Introduction
In this post, we will discuss latent variable models used to model the marginal likelihood of the observed data, whose probabilistic distribution may be arbitrarily complex. A typical example we oftentimes see in machine learning is the Gaussian Mixture Model discussed in the previous post, in which we have
\[\begin{align} p(x)=\sum_z p(x|z)p(z) \end{align}\]where \( z \) indexes the Gaussian cluster, and \( p(x\vert z) \) is essentially a Gaussian distribution.
In reinforcement learning, we often see the conditional version of latent variable models, since the policy(i.e., the target of the conditional latent variable model) is expressed as the action distribution conditioned on a state.
One example is that used in multi-modal policies, in which we have
\[\begin{align} p(a|s)=\int p(a|s, z)p(z|s)dz \end{align}\]where \( p(z\vert s) \) may simply be a standard Gaussian distribution independent of \(s\), namely \( \mathcal N(0, 1) \), and \( p(a\vert s,z) \) is a Gaussian distribution represented by a network, which takes as inputs \( s \) and \( z \), and outputs \( a \). Because, for each \( z \), we have a corresponding Gaussian distribution \( p(a\vert s,z) \), integrating over \( z \), the model is able to model a multi-modal action distribution.
Variational Inference
First recall that our objective is to maximize the log likelihood \( \log p(x^{(i)}) \). Applying the latent variable model, we get
\[\begin{align} \log p(x^{(i)})=\log \int p(x^{(i)}, z)dz\tag {3} \end{align}\]The integral is the hard point that we want to get rid of since it makes Eq\( (3) \) intractable. One way to do that is to replace it with expectation. That is,
\[\begin{align} \log p(x^{(i)})&=\log\int p(x^{(i)}, z)dz\\\ &=\log\int p(x^{(i)}, z){q_i(z)\over q_i(z)}dz\\\ &=\log \mathbb E_{z\sim q_i(z)}\left[p(x^{(i)},z)\over q_i(z)\right]\\\ &\ge\mathbb E_{z\sim q_i(z)}\left[\log{p(x^{(i)},z)\over q_i(z)}\right]\\\ &=\mathbb E_{z\sim q_i(z)}\left[\log p(x^{(i)},z)\right]+\mathcal H(q_i)\tag {4} \end{align}\]where the inequality is taken because of Jensen’s inequality and Eq.\( (4) \) is exactly the ELBO. These two terms have some nice intuitive interpretations: when we maximize the first term w.r.t. \( q_i \), we actually make \( q_i \) put more weights on the modes of \( p(x^{(i)}, z) \); on the other hand, maximizing the entropy of \( q_i \) spreads the distribution out, minimizing the amount of prior information built into the distribution. Together, \( q_i \) will tend to be like multiple Gaussians(since Gaussian distributions have the maximum entropy with a specified mean and variance) centered at the modes of \( p(x^{(i)},z) \). An illustration is given to the right.

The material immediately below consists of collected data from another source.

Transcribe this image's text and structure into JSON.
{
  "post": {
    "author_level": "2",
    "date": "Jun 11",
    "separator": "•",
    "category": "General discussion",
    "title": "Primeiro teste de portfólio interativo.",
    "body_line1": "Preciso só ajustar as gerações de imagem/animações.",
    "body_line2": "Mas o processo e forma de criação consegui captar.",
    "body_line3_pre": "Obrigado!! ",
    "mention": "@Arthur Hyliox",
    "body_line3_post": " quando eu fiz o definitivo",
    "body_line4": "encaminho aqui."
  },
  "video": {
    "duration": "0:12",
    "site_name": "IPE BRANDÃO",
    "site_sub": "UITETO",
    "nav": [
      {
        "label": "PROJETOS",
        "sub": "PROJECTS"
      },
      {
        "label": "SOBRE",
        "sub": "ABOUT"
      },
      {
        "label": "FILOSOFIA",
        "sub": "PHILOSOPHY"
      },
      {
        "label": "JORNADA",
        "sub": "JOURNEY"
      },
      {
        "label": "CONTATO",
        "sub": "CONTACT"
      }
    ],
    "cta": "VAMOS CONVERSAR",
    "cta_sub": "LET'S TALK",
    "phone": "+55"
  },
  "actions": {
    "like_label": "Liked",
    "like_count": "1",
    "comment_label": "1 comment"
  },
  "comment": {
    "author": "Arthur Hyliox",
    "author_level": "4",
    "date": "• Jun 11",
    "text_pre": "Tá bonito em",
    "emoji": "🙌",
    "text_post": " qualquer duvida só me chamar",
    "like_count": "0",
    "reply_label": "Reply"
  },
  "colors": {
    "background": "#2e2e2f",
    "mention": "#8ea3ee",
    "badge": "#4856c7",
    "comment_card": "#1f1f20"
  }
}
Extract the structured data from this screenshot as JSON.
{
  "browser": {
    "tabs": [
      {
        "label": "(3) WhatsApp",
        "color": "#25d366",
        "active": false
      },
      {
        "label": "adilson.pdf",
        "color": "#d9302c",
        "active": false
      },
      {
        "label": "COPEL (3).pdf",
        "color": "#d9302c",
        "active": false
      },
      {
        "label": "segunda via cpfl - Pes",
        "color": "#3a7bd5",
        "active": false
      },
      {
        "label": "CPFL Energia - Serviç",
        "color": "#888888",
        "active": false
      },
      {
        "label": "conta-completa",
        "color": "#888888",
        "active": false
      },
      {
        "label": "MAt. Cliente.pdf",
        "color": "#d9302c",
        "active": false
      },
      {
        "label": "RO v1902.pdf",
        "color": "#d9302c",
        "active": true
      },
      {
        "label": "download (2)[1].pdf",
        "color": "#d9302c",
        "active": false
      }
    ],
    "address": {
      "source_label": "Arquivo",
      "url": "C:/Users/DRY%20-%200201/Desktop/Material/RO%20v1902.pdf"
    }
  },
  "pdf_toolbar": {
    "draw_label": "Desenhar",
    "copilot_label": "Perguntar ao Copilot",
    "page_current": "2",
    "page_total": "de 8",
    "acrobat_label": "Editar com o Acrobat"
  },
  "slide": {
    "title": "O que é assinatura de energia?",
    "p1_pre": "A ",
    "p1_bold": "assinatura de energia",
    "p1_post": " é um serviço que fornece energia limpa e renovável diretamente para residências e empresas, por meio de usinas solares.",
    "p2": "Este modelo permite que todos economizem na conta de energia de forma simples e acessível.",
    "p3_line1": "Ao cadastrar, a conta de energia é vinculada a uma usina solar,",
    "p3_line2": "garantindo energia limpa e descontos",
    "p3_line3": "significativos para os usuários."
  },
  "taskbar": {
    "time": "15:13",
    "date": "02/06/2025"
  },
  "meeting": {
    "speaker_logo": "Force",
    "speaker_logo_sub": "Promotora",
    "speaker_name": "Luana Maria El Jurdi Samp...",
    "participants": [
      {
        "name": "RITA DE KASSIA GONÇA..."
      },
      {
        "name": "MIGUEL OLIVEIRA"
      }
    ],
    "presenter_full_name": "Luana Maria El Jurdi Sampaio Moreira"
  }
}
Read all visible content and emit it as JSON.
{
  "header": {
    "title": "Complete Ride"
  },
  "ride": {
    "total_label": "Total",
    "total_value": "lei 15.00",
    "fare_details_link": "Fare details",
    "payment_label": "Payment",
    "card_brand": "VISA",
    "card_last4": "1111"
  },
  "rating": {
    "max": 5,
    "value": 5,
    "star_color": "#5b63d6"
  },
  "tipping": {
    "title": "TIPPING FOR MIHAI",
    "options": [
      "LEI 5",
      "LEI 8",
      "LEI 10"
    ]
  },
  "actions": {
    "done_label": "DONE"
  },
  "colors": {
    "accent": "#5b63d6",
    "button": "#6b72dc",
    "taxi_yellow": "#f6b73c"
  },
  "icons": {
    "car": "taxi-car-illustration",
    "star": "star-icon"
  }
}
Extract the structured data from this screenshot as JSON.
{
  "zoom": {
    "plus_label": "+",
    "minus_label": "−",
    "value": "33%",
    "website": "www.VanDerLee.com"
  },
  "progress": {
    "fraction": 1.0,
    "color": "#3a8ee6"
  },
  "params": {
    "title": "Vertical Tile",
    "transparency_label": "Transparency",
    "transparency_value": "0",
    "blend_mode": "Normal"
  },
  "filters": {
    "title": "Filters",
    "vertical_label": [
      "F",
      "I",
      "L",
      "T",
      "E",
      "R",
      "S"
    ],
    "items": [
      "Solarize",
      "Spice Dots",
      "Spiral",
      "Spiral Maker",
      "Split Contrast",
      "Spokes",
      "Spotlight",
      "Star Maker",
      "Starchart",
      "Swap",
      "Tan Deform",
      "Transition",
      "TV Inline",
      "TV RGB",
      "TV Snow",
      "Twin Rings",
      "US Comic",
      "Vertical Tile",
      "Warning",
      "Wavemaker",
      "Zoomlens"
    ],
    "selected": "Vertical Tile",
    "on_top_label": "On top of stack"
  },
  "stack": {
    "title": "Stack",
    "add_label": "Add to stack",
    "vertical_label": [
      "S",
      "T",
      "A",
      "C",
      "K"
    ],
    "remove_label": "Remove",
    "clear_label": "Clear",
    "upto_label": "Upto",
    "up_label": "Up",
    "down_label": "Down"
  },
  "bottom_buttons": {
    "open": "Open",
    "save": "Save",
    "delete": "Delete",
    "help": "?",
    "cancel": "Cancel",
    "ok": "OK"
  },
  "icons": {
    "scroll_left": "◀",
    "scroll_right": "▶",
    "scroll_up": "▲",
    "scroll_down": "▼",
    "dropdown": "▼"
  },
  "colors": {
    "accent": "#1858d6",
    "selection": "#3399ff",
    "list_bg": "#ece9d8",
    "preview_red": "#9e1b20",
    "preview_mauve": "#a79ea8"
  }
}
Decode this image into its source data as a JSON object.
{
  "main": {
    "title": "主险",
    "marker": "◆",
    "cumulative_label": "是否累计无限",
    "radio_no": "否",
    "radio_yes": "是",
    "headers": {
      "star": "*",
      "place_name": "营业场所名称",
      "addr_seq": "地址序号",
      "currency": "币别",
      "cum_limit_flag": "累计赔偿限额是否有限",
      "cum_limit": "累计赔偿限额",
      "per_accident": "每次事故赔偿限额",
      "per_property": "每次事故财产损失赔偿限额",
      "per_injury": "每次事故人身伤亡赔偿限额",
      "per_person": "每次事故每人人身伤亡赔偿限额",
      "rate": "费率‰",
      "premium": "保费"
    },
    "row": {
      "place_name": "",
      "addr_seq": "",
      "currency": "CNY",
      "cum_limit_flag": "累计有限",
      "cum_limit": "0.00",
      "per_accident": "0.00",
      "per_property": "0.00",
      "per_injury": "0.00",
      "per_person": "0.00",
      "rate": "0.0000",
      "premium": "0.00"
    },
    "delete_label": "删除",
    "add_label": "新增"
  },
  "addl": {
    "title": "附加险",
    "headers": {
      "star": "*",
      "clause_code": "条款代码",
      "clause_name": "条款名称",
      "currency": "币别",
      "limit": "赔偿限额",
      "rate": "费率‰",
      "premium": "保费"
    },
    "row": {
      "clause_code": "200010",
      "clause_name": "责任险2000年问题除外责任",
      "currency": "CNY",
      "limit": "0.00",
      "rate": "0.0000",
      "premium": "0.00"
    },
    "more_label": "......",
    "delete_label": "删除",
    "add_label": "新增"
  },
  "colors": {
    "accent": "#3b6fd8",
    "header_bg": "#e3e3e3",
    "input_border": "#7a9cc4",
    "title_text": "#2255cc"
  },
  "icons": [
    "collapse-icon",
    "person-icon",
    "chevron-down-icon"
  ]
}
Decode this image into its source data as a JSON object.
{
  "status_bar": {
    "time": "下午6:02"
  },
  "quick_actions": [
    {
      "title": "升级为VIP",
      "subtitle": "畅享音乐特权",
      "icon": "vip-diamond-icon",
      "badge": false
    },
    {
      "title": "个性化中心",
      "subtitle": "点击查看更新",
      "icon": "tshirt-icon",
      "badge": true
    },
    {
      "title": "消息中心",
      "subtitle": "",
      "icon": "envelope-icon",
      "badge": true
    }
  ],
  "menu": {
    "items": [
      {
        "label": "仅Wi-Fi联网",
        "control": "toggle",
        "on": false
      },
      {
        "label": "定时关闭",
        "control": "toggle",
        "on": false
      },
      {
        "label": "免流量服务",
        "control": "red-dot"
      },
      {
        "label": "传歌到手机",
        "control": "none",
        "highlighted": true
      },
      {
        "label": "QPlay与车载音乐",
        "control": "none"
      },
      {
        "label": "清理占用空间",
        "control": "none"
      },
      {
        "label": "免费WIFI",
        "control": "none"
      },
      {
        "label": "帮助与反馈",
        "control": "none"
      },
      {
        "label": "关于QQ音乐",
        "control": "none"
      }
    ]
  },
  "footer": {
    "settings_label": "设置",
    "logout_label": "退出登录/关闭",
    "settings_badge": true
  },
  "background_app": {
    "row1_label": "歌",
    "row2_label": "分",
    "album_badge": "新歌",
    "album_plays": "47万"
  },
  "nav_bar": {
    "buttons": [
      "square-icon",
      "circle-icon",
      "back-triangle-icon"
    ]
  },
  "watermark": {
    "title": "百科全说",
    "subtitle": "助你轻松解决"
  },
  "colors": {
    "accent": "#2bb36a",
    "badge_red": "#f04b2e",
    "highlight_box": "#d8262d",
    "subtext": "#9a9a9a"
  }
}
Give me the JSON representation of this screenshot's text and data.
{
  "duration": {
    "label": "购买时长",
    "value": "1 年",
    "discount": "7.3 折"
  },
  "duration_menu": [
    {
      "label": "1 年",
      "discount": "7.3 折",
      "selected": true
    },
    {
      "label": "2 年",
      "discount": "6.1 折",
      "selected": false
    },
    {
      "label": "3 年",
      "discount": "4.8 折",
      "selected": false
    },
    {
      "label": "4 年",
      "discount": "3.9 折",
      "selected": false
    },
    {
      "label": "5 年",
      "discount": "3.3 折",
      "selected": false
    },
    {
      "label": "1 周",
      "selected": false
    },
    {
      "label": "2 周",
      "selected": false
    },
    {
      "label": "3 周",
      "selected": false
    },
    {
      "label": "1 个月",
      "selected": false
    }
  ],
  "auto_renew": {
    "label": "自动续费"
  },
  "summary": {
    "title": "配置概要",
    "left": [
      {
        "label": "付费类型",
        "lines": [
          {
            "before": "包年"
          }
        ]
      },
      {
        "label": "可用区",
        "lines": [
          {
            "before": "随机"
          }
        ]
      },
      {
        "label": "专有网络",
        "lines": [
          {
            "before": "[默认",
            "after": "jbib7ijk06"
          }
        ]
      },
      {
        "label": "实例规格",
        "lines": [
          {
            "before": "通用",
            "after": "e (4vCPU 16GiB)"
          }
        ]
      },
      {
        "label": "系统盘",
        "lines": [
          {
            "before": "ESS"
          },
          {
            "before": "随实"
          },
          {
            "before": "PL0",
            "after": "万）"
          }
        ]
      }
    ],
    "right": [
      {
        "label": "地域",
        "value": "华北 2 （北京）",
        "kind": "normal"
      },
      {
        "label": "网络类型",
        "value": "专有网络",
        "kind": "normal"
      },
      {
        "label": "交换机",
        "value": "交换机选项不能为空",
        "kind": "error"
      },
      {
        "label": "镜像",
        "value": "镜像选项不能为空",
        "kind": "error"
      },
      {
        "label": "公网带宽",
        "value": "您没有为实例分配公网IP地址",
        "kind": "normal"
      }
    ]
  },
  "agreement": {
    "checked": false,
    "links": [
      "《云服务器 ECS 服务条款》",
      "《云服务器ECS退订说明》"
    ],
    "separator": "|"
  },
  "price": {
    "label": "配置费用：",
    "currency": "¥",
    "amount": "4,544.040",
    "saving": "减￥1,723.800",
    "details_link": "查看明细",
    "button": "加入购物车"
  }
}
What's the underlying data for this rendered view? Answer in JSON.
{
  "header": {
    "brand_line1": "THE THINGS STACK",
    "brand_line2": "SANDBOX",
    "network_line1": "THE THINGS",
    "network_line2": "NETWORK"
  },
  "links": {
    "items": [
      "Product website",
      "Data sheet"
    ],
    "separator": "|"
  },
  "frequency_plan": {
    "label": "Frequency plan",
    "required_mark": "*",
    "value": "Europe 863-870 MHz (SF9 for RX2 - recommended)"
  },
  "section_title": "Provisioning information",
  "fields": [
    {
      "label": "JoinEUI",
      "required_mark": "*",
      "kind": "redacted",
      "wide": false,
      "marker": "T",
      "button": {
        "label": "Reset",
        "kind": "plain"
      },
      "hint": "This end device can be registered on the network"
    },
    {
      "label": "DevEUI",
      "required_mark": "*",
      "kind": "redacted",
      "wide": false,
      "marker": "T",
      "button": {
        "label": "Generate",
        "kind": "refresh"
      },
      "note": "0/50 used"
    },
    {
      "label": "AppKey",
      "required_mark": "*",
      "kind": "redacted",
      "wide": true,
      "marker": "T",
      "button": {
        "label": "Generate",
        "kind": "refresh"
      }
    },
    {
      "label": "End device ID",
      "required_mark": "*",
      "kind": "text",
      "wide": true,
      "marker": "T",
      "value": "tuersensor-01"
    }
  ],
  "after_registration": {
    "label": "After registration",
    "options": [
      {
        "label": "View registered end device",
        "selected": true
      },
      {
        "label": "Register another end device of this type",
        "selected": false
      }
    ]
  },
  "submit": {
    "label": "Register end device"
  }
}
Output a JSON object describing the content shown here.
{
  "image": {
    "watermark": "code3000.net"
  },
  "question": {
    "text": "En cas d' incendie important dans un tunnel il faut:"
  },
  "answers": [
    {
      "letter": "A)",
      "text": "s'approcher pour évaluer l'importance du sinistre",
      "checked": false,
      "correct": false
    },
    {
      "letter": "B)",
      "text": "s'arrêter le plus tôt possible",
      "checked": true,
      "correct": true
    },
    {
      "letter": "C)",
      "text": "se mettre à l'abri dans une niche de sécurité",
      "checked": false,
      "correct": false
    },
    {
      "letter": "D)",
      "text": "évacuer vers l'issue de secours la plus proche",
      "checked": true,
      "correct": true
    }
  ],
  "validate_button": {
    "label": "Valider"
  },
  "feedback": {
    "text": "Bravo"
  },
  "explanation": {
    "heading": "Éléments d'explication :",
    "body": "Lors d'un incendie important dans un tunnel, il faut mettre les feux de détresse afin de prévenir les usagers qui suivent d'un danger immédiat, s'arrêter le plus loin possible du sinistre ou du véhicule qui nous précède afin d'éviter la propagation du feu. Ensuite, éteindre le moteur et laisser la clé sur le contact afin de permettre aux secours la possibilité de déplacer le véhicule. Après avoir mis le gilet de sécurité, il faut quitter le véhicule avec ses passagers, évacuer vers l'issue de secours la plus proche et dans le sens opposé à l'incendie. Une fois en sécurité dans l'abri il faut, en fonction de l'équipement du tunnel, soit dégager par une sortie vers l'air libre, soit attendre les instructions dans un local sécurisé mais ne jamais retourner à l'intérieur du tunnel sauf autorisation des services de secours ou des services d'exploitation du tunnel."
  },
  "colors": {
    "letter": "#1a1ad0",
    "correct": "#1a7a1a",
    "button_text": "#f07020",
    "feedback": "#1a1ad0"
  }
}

Amortized Variational Inference
In Eq.\( (4) \) we have one \( q_i(z) \) for each data point \( x^{(i)} \), which is infeasible when dataset is large. To address this issue, we take \( q \) as a function of \( x \), outputting a distribution of \( z \) for each \( x^{(i)} \) (which is called amortized variational inference). Now we have
\[\begin{align} \log p_\theta(x^{(i)})=\mathbb E_{z\sim q_\phi(z|x^{(i)})}\left[\log p_\theta(x^{(i)}, z)\right]+\mathcal H(q_\phi)\tag {5} \end{align}\]The entropy term oftentimes could be analytically written down, and therefore it is easy to differentiate. Especially, for a Gaussian distribution, we have
\[\begin{align}\mathcal H(q_\phi)&=-\mathbb E\left[\log {1\over \sqrt{|2\pi\Sigma|}}e^{-{(x-\mu)^2\over 2\Sigma}}\right]\\\ &={1\over 2}\log |2\pi\Sigma| e\tag {6} \end{align}\]The first term in Eq.\( (5) \) can in fact be solved by the score function estimator, in which we have
\[\begin{align} \nabla_\phi\mathbb E_{z\sim q_\phi(z|x^{(i)})}\left[\log p_\theta(x^{(i)}, z)\right]=\mathbb E_{z\sim q_\phi(z|x^{(i)})}\left[\log p_\theta(x^{(i)}, z)\nabla_\phi \log q_\phi(z|x^{(i)})\right]\tag {7} \end{align}\]Eq.\( (7) \) generally has high variance since \( \log p_\theta(x^{(i)},z) \) is not restricted. Although one could use some variance reduction techniques, such as baseline, to mitigate such an issue, we can actually do better via the reparameterization trick as we did in the previous post. Specifically, for the case where \( q_\phi \) is a Gaussian distribution, we could compute \( z \) as
\[\begin{align} z=\mu_\phi(x)+\epsilon\sigma_\phi(x) \end{align}\]where \( \epsilon=\mathcal N(0, 1) \) is independent of \( \phi \). Eq.\( (7) \) now could be written as
\[\begin{align} \nabla_\phi\mathbb E_{z\sim q_\phi(z|x^{(i)})}\left[\log p_\theta(x^{(i)}, z)\right]=\mathbb E_{\epsilon\sim\mathcal N(0,1)}\left[\nabla_{\phi}\log p_\theta(x^{(i)}, \mu_\phi(x^{(i)})+\epsilon \sigma_\phi(x^{(i)}))\right]\tag {8} \end{align}\]Eq.\( (8) \) in general has lower variance than Eq.\( (7) \) because \( \log p_\theta(x^{(i)}, z) \), coming from sample, is more random than \( \epsilon \), whose variance is fixed to be \( 1 \). On the other hand, the reparameterization trick requires the latent variable \( p_\theta(x, z) \) to be continuous so that the log probability could be differentiable, while the score function estimator only requires \( q_\phi(z\vert x^{(i)}) \) to be differentiable. All in all, Eq.\( (8) \) should be preferred whenever possible.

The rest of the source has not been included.